The last three chapters (chapters 6-8) trace the intellectual and organizational changes in labor feminism from the late 1950sto the present. Chapter 6 offers a rereading of the origins and impact of the dramatic federal policy breakthroughs affecting women in the 1960s. For labor feminists, the 1960s legislative initiatives to extend the New Deal and end unfair sex discrimination in employment were the culmination of a twenty-five-year reform effort. Their victories, although partial, served to open the way to the new women's movement at the end of the 1960s. Yet much of their reform agenda remained unrealized, and by the end of the 1960s the leadership of the women's movement fell to a younger generation. A new gender politics took hold in the workplace, best glimpsed in the cross-class all-female organizations formed by flight attendants and clerical workers. New issues dominated: dissolving the sexual division of labor and ending the oppressive one-way caring and sexuality expected in many female-dominated jobs. But in the late 1970s, many of the older concerns of labor feminism resurfaced. Labor women once again pursued social supports for childbearing and child rearing, and thousands joined the comparable worth movement of the 1980s, seeking to raise the pay and status of women's jobs.

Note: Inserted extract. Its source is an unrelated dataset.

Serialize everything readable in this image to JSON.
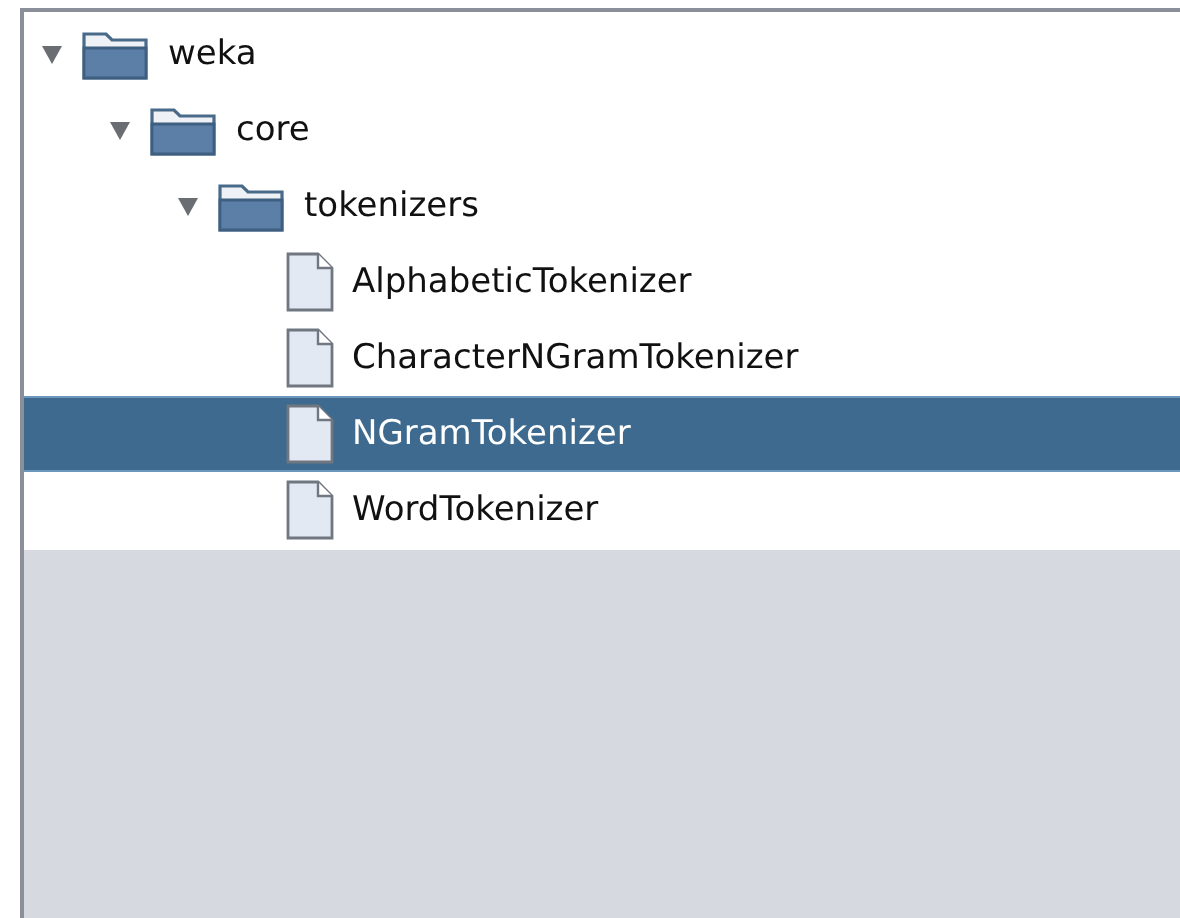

The Other Women's Movement closes with some thoughts on the implications of this history for the present-day women's movement. There is, as the Wall Street Journal observed, a "rising chorus about the problems with modern feminism."39 Yet all too often, the critics of feminism suffer from a kind of historical amnesia. They end up rejecting feminism per se when in fact they are simply rejecting a particular variant of feminism, one created in a different moment in history. What is needed, I think, is not a rejection of feminism, but a reconstitution of it as an intellectual tradition and as a present-day politics. If history is to help open up a way forward, it will need to encompass the multiple varieties of feminism. Twenty-first-century feminism will look in part like the feminism of the last thirty years. But if it is to succeed, it will need to build on other traditions as well. Labor feminism helped inspire the birth of a new movement in the 1960s. It can also help point the way toward the next.